Since FY 03, Elon has increased its square footage over 50%, yet overall the campus’ energy utilization index (Btu per square foot) has decreased 30%. Take a look at Elon’s progress chart for energy consumption.
A geothermal system is the primary source of heating and cooling for the Colonnades Neighborhood. The system consists of heat pumps that utilize the Earth’s nearly constant temperature (between 50° and 60°F) to heat and cool the residence halls. They transfer heat from the ground into the buildings in the winter and reverse the process in the summer.
Elon was a recipient of federal grant money through the American Recovery and Reinvestment Act that helped with the installation of solar thermal panels for heating water in Colonnades Dining Hall and 4 residential buildings. Eighty-two solar thermal panels were installed and are expected to prevent 49 tons of carbon emissions each year.
The geothermal system and solar thermal systems reduce the need for fossil fuel based energy.
Several energy conservation measures have been implemented on campus: the energy management system’s set back times have been revised, programmable thermostats have been installed, automatic operations of steam heating valves have been added, more efficient ventilation systems have been installed, compact fluorescent bulbs have been installed, T12 bulbs have been replaced with more efficient T8 bulbs, some LED lighting has been installed, more motion sensors have been installed to control lighting loads and older appliances have been replaced as needed with Energy Star qualified units.
Elon completed an electrical sub-metering project in 2009, which included 50 of Elon’s buildings or 78% of its building square footage. This project allowed the Physical Plant to more closely monitor electricity consumption and optimize performance. It is also what allowed Elon to provide real-time energy consumption information through the Building Dashboard. As new buildings are built, they will be added to the Building Dashboard system. In addition, many of the recently constructed buildings are metered for electricity and natural gas, as well as water.

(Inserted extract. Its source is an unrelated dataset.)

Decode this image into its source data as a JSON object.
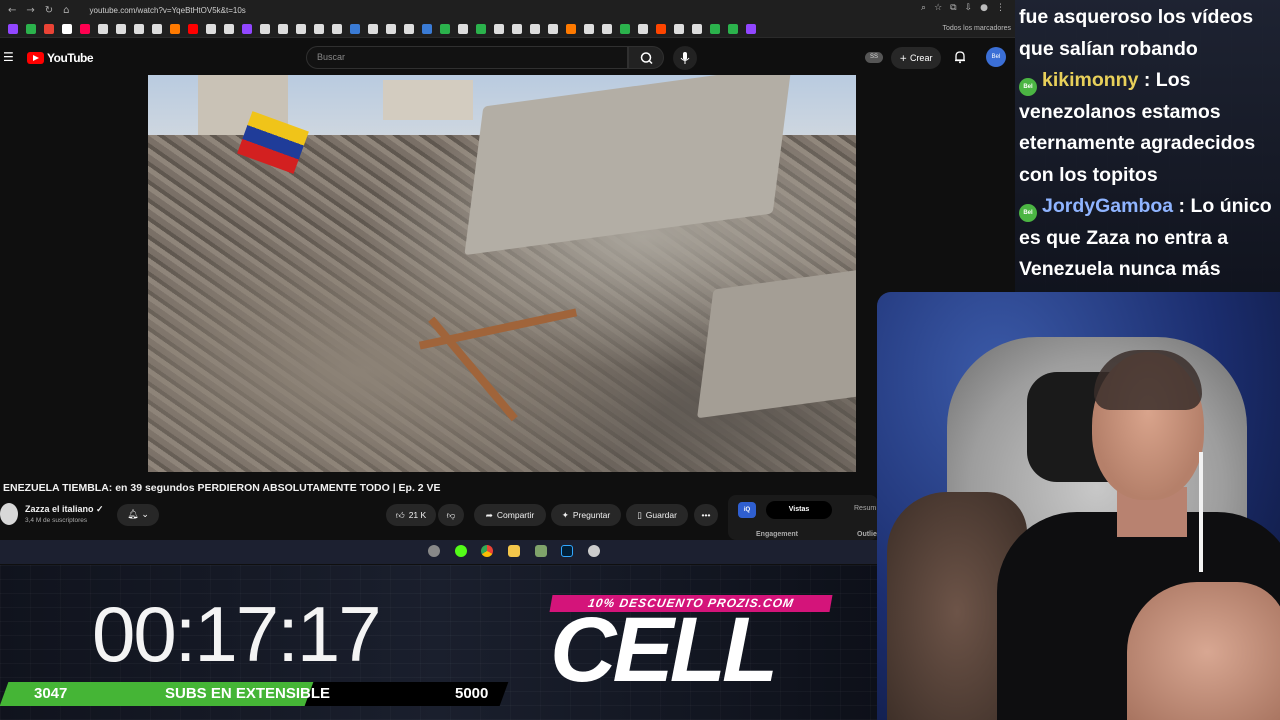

The Building Dashboard site serves as a great educational tool to engage the campus community, promote energy conservation and change energy habits. The site allows users to view current and historical energy usage for a total of 51 campus buildings. Energy consumption can also be viewed in more familiar units such as compact fluorescent light bulbs or hamburgers.
Elon holds a residential energy competition, Phoenix Cup, in the fall to further engage the student body.
Another step taken to promote energy conservation is the creation of Energy Star residence hall rooms containing Energy Star qualified equipment. There are a select number of rooms for which students must apply, and these rooms are shown on Admissions campus tours.
British Thermal Unit (Btu)
A British Thermal Unit (Btu) is defined at the amount of heat needed to raise one pound of water one degree Fahrenheit at one atmosphere pressure.
A unit of energy equal to 100,000 Btu's.
Kilowatt hour (kwh)
A unit of energy equal to the work done by a power of 1000 watts operating for one hour.
Heating or Cooling Degree-Day
The number of degree-days for a specific day is calculated as the difference between 65 °F and the average of the high and low temperatures of the day. If the average of the high and low temperatures for a day are greater than 65 °F, then those would be cooling degree days. Conversely, if the average of the high and low temperatures is below 65 °F, the difference would be heating degree days.